I've been quiet on the blog... things have been very fast paced around here. I'm not complaining when I say that, I'm stating the well... obvious! And I love every single second of it. All I've ever wanted to be since I was a little girl was a wife and mother. I can't imagine my life without Brandon and each one of my special blessings.
The call to adopt again has gotten stronger and stronger in my heart. I've read until I can quote facts and statistics. I've researched until the wee hours of the morning when I can barely hold my eyes open any longer. I've looked over photolists for waiting children so much that I can tell when they change the order or someone disappears. I can pick out the faces of children that are placed on the list as new additions. I've looked at several special needs and researched resources here in the Richmond area. We have amazing resources here!

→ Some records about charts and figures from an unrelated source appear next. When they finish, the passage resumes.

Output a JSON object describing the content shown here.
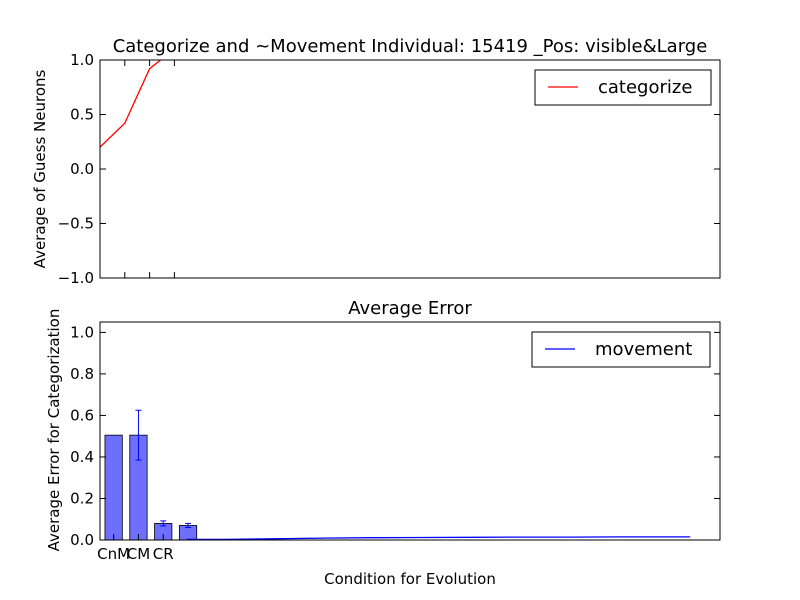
{
  "chart_data": [
    {
      "type": "line",
      "title": "Categorize and ~Movement Individual: 15419 _Pos: visible&Large",
      "xlabel": "",
      "ylabel": "Average of Guess Neurons",
      "ylim": [
        -1.0,
        1.0
      ],
      "xlim": [
        -1,
        24
      ],
      "yticks": [
        "1.0",
        "0.5",
        "0.0",
        "−0.5",
        "−1.0"
      ],
      "ytick_values": [
        1.0,
        0.5,
        0.0,
        -0.5,
        -1.0
      ],
      "xticks_values": [
        0,
        1,
        2
      ],
      "legend": {
        "placement": "top-right",
        "entries": [
          "categorize"
        ]
      },
      "series": [
        {
          "name": "categorize",
          "color": "#ff0000",
          "x": [
            -1,
            0,
            1,
            2,
            3
          ],
          "y": [
            0.2,
            0.42,
            0.92,
            1.1,
            1.3
          ]
        }
      ]
    },
    {
      "type": "bar",
      "title": "Average Error",
      "xlabel": "Condition for Evolution",
      "ylabel": "Average Error for Categorization",
      "ylim": [
        0.0,
        1.05
      ],
      "xlim": [
        -1,
        24
      ],
      "yticks": [
        "0.0",
        "0.2",
        "0.4",
        "0.6",
        "0.8",
        "1.0"
      ],
      "ytick_values": [
        0.0,
        0.2,
        0.4,
        0.6,
        0.8,
        1.0
      ],
      "categories": [
        "CnM",
        "CM",
        "CR"
      ],
      "category_x": [
        -1,
        0,
        1
      ],
      "bar_color": "#6666ff",
      "bars": [
        {
          "x": -1,
          "value": 0.505,
          "err": 0.0
        },
        {
          "x": 0,
          "value": 0.505,
          "err": 0.12
        },
        {
          "x": 1,
          "value": 0.08,
          "err": 0.012
        },
        {
          "x": 2,
          "value": 0.07,
          "err": 0.01
        }
      ],
      "legend": {
        "placement": "top-right",
        "entries": [
          "movement"
        ]
      },
      "series": [
        {
          "name": "movement",
          "color": "#0000ff",
          "x": [
            2.5,
            4,
            6,
            8,
            10,
            12,
            14,
            16,
            18,
            20,
            22.8
          ],
          "y": [
            0.003,
            0.003,
            0.006,
            0.009,
            0.011,
            0.012,
            0.013,
            0.014,
            0.014,
            0.015,
            0.015
          ]
        }
      ]
    }
  ]
}
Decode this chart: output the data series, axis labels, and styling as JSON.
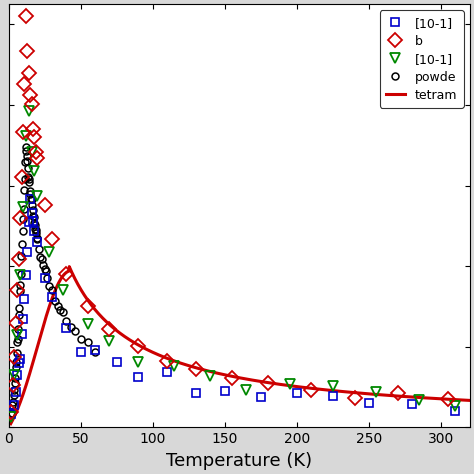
{
  "title": "",
  "xlabel": "Temperature (K)",
  "ylabel": "",
  "xlim": [
    0,
    320
  ],
  "ylim": [
    0,
    1.05
  ],
  "xticks": [
    0,
    50,
    100,
    150,
    200,
    250,
    300
  ],
  "legend_labels": [
    "[10-1]",
    "b",
    "[10-1]",
    "powde",
    "tetram"
  ],
  "legend_colors": [
    "#0000cc",
    "#cc0000",
    "#008800",
    "#000000",
    "#cc0000"
  ],
  "bg_color": "#d8d8d8",
  "plot_bg": "white",
  "xlabel_fontsize": 13,
  "legend_fontsize": 9,
  "marker_size_sq": 6,
  "marker_size_diam": 7,
  "marker_size_tri": 7,
  "marker_size_circ": 5
}
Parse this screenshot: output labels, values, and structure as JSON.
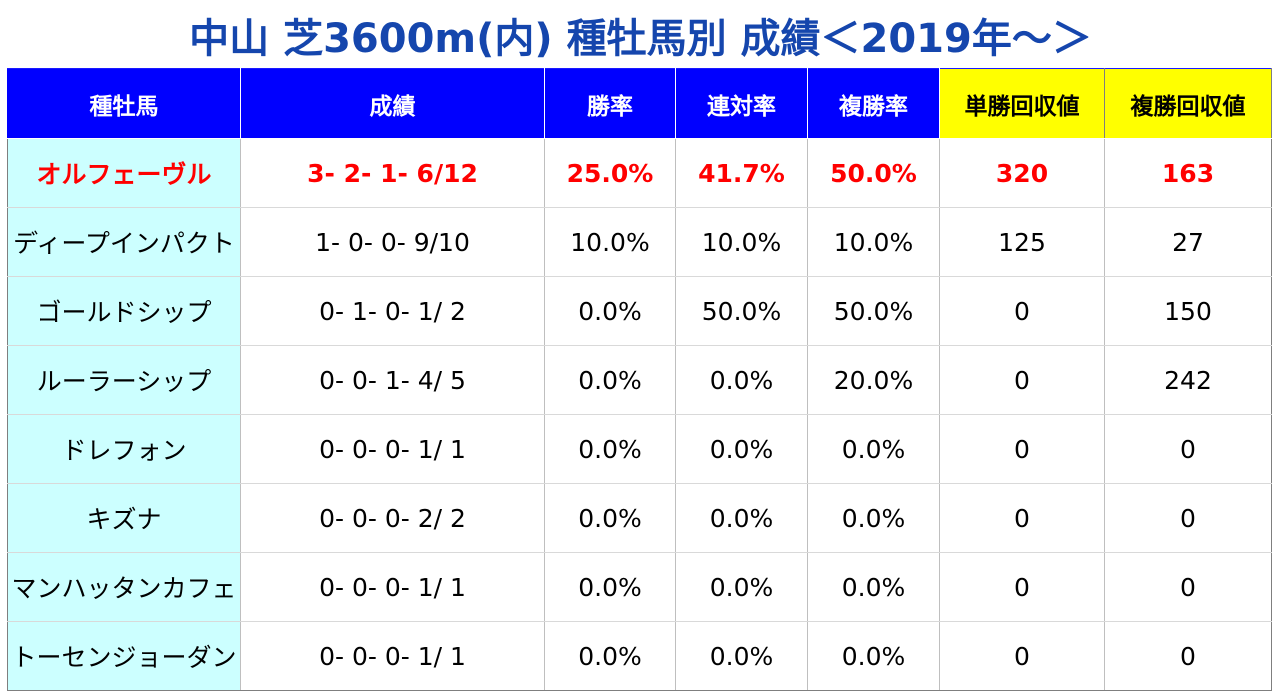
{
  "title": "中山 芝3600m(内) 種牡馬別 成績＜2019年～＞",
  "columns": [
    "種牡馬",
    "成績",
    "勝率",
    "連対率",
    "複勝率",
    "単勝回収値",
    "複勝回収値"
  ],
  "colors": {
    "title": "#1546ad",
    "header_blue": "#0000ff",
    "header_yellow": "#ffff00",
    "horse_cell": "#ccffff",
    "highlight_text": "#ff0000"
  },
  "rows": [
    {
      "sire": "オルフェーヴル",
      "record": "3- 2- 1- 6/12",
      "win_rate": "25.0%",
      "quinella_rate": "41.7%",
      "place_rate": "50.0%",
      "win_return": "320",
      "place_return": "163",
      "highlight": true
    },
    {
      "sire": "ディープインパクト",
      "record": "1- 0- 0- 9/10",
      "win_rate": "10.0%",
      "quinella_rate": "10.0%",
      "place_rate": "10.0%",
      "win_return": "125",
      "place_return": "27",
      "highlight": false
    },
    {
      "sire": "ゴールドシップ",
      "record": "0- 1- 0- 1/ 2",
      "win_rate": "0.0%",
      "quinella_rate": "50.0%",
      "place_rate": "50.0%",
      "win_return": "0",
      "place_return": "150",
      "highlight": false
    },
    {
      "sire": "ルーラーシップ",
      "record": "0- 0- 1- 4/ 5",
      "win_rate": "0.0%",
      "quinella_rate": "0.0%",
      "place_rate": "20.0%",
      "win_return": "0",
      "place_return": "242",
      "highlight": false
    },
    {
      "sire": "ドレフォン",
      "record": "0- 0- 0- 1/ 1",
      "win_rate": "0.0%",
      "quinella_rate": "0.0%",
      "place_rate": "0.0%",
      "win_return": "0",
      "place_return": "0",
      "highlight": false
    },
    {
      "sire": "キズナ",
      "record": "0- 0- 0- 2/ 2",
      "win_rate": "0.0%",
      "quinella_rate": "0.0%",
      "place_rate": "0.0%",
      "win_return": "0",
      "place_return": "0",
      "highlight": false
    },
    {
      "sire": "マンハッタンカフェ",
      "record": "0- 0- 0- 1/ 1",
      "win_rate": "0.0%",
      "quinella_rate": "0.0%",
      "place_rate": "0.0%",
      "win_return": "0",
      "place_return": "0",
      "highlight": false
    },
    {
      "sire": "トーセンジョーダン",
      "record": "0- 0- 0- 1/ 1",
      "win_rate": "0.0%",
      "quinella_rate": "0.0%",
      "place_rate": "0.0%",
      "win_return": "0",
      "place_return": "0",
      "highlight": false
    }
  ]
}
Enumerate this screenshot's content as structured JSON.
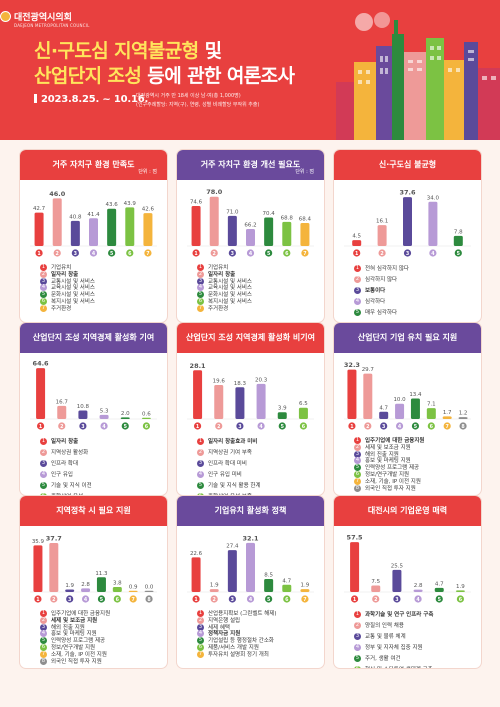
{
  "header": {
    "org_name": "대전광역시의회",
    "org_sub": "DAEJEON METROPOLITAN COUNCIL",
    "title_line1_a": "신·구도심 지역불균형",
    "title_line1_b": " 및",
    "title_line2_a": "산업단지 조성",
    "title_line2_b": " 등에 관한 여론조사",
    "period": "2023.8.25. ~ 10.16.",
    "note1": "대전광역시 거주 만 18세 이상 남·여(총 1,000명)",
    "note2": "(인구주례할당: 지역(구), 연령, 성별 비례할당 무작위 추출)"
  },
  "colors": {
    "header": "#e8403f",
    "red": "#e8403f",
    "purple": "#6a4a9c",
    "items": [
      "#e8403f",
      "#ee9a98",
      "#5a4a9a",
      "#b79ad6",
      "#2d8a3e",
      "#7cc243",
      "#f4b43c"
    ]
  },
  "chart_data": [
    {
      "type": "bar",
      "title": "거주 자치구 환경 만족도",
      "unit": "단위 : 점",
      "theme": "red",
      "categories": [
        "1",
        "2",
        "3",
        "4",
        "5",
        "6",
        "7"
      ],
      "values": [
        42.7,
        46.0,
        40.8,
        41.4,
        43.6,
        43.9,
        42.6
      ],
      "ylim": [
        35,
        47
      ],
      "legend": [
        "기업유치",
        "일자리 창출",
        "교통시설 및 서비스",
        "교육시설 및 서비스",
        "문화시설 및 서비스",
        "복지시설 및 서비스",
        "주거환경"
      ],
      "bold": [
        1
      ]
    },
    {
      "type": "bar",
      "title": "거주 자치구 환경 개선 필요도",
      "unit": "단위 : 점",
      "theme": "purple",
      "categories": [
        "1",
        "2",
        "3",
        "4",
        "5",
        "6",
        "7"
      ],
      "values": [
        74.6,
        78.0,
        71.0,
        66.2,
        70.4,
        68.8,
        68.4
      ],
      "ylim": [
        60,
        79
      ],
      "legend": [
        "기업유치",
        "일자리 창출",
        "교통시설 및 서비스",
        "교육시설 및 서비스",
        "문화시설 및 서비스",
        "복지시설 및 서비스",
        "주거환경"
      ],
      "bold": [
        1
      ]
    },
    {
      "type": "bar",
      "title": "신·구도심 불균형",
      "theme": "red",
      "categories": [
        "1",
        "2",
        "3",
        "4",
        "5"
      ],
      "values": [
        4.5,
        16.1,
        37.6,
        34.0,
        7.8
      ],
      "ylim": [
        0,
        40
      ],
      "legend": [
        "전혀 심각하지 않다",
        "심각하지 않다",
        "보통이다",
        "심각하다",
        "매우 심각하다"
      ],
      "bold": [
        2
      ],
      "palette": [
        0,
        1,
        2,
        3,
        4
      ]
    },
    {
      "type": "bar",
      "title": "산업단지 조성 지역경제 활성화 기여",
      "theme": "purple",
      "categories": [
        "1",
        "2",
        "3",
        "4",
        "5",
        "6"
      ],
      "values": [
        64.6,
        16.7,
        10.8,
        5.3,
        2.0,
        0.6
      ],
      "ylim": [
        0,
        66
      ],
      "legend": [
        "일자리 창출",
        "지역상권 활성화",
        "인프라 확대",
        "인구 유입",
        "기술 및 지식 이전",
        "종합산업 육성"
      ],
      "bold": [
        0
      ]
    },
    {
      "type": "bar",
      "title": "산업단지 조성 지역경제 활성화 비기여",
      "theme": "red",
      "categories": [
        "1",
        "2",
        "3",
        "4",
        "5",
        "6"
      ],
      "values": [
        28.1,
        19.6,
        18.3,
        20.3,
        3.9,
        6.5
      ],
      "ylim": [
        0,
        30
      ],
      "legend": [
        "일자리 창출효과 미비",
        "지역상권 기여 부족",
        "인프라 확대 미비",
        "인구 유입 미비",
        "기술 및 지식 활용 한계",
        "종합산업 육성 부족"
      ],
      "bold": [
        0
      ]
    },
    {
      "type": "bar",
      "title": "산업단지 기업 유치 필요 지원",
      "theme": "purple",
      "categories": [
        "1",
        "2",
        "3",
        "4",
        "5",
        "6",
        "7",
        "8"
      ],
      "values": [
        32.3,
        29.7,
        4.7,
        10.0,
        13.4,
        7.1,
        1.7,
        1.2
      ],
      "ylim": [
        0,
        34
      ],
      "legend": [
        "입주기업에 대한 금융지원",
        "세제 및 보조금 지원",
        "해외 진출 지원",
        "홍보 및 마케팅 지원",
        "인력양성 프로그램 제공",
        "정보/연구개발 지원",
        "소재, 기술, IP 이전 지원",
        "외국인 직접 투자 지원"
      ],
      "bold": [
        0
      ],
      "palette": [
        0,
        1,
        2,
        3,
        4,
        5,
        6,
        7
      ]
    },
    {
      "type": "bar",
      "title": "지역정착 시 필요 지원",
      "theme": "red",
      "categories": [
        "1",
        "2",
        "3",
        "4",
        "5",
        "6",
        "7",
        "8"
      ],
      "values": [
        35.9,
        37.7,
        1.9,
        2.8,
        11.3,
        3.8,
        0.9,
        0.0
      ],
      "ylim": [
        0,
        40
      ],
      "legend": [
        "입주기업에 대한 금융지원",
        "세제 및 보조금 지원",
        "해외 진출 지원",
        "홍보 및 마케팅 지원",
        "인력양성 프로그램 제공",
        "정보/연구개발 지원",
        "소재, 기술, IP 이전 지원",
        "외국인 직접 투자 지원"
      ],
      "bold": [
        1
      ],
      "palette": [
        0,
        1,
        2,
        3,
        4,
        5,
        6,
        7
      ]
    },
    {
      "type": "bar",
      "title": "기업유치 활성화 정책",
      "theme": "purple",
      "categories": [
        "1",
        "2",
        "3",
        "4",
        "5",
        "6",
        "7"
      ],
      "values": [
        22.6,
        1.9,
        27.4,
        32.1,
        8.5,
        4.7,
        1.9
      ],
      "ylim": [
        0,
        34
      ],
      "legend": [
        "산업용지확보 (그린벨트 해제)",
        "지역은행 설립",
        "세제 혜택",
        "정책자금 지원",
        "기업설립 등 행정절차 간소화",
        "제품/서비스 개발 지원",
        "투자유치 설명회 정기 개최"
      ],
      "bold": [
        3
      ]
    },
    {
      "type": "bar",
      "title": "대전시의 기업운영 매력",
      "theme": "red",
      "categories": [
        "1",
        "2",
        "3",
        "4",
        "5",
        "6"
      ],
      "values": [
        57.5,
        7.5,
        25.5,
        2.8,
        4.7,
        1.9
      ],
      "ylim": [
        0,
        60
      ],
      "legend": [
        "과학기술 및 연구 인프라 구축",
        "양질의 인력 채용",
        "교통 및 물류 체계",
        "정부 및 지자체 집중 지원",
        "주거, 생활 여건",
        "혁신 및 스타트업 생태계 구축"
      ],
      "bold": [
        0
      ]
    }
  ]
}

Some nights I get a handful of hours of sleep before I get up to tend to the children we already have in our home. Some nights I'm laying in bed with my eyes closed but I never drift off... I pray for our Annalise often... now we just have to find her.
My dream last night had me so disoriented when I woke up. I had to walk through the house to check on the children.
In the dream, Brandon and I were walking down a long hallway. We could hear a little girl calling for us "Mama... Daddy?" over and over. Sometimes her voice was very loud and other times it was very muffled. Brandon and I walked down this corridor trying to open doors. Some doors opened easily, but our Annalise wasn't behind the door. Some of the doors opened and revealed another corridor with more doors. Some doors were locked. Still Annalise called to us. And we became more frantic the longer she called. We started running down the hall checking doors while we called out "Annalise!!! Talk to Mama and Daddy! Hang on, we are coming!"
I started crying out to God to show us where she was and finally the right door opened but the light was so bright we couldn't see her. And then I woke up, shaking and disturbed.
Brandon and I will continue to cry out to God, asking Him to show us where we can find our Annalise. In the meantime, we continue to save and earmark funds to bring our girlie home.